Don Pietro Leome - PB 246 pages

In our days the war against God and His Church has become deeper and broader than at any time in history. No longer are the powers of darkness content to attack only the institutional Church that God founded. The truth is that the human nature that God the Father created is now the subject of the adversary’s most violent persecution, and through the undermining of the very concept of human nature and the natural law enshrined in it the enemies of God hope to make any consideration of the concept of  ‘super-nature’ and super-natural life disappear from the minds of men.

The Church has always been the true guardian of not only supernatural life, but of the natural law as well. Since the natural law is the law that God put into our nature and it is discernible in the light of reason, the Church, speaking for God, is the champion of sound reasoning. With the natural law as well as supernatural law governing human sexuality and family life under attack, Don Pietro Leone has risen to defend (and to properly distinguish) those areas, so that those who wish to defend the Church and human society in our age may have sound teaching upon which to base their actions.

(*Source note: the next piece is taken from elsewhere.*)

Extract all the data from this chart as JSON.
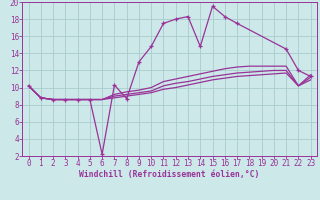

In the course of this treatment of these topics he makes a detailed critique of certain novel presentations of themes found in the Magisterium from the time of the Second Vatican Council onwards. Amongst these doctrines is one he terms ‘Magisterial Personalism’ and another called the ‘Theology of the Body.’ Drawing upon scholastic philosophy and the perennial teaching of the Church, Don Pietro brings light to a subject recently plunged into obscurity and darkness that is not currently being dispelled sucessfully, even by the guardians of Truth themselves.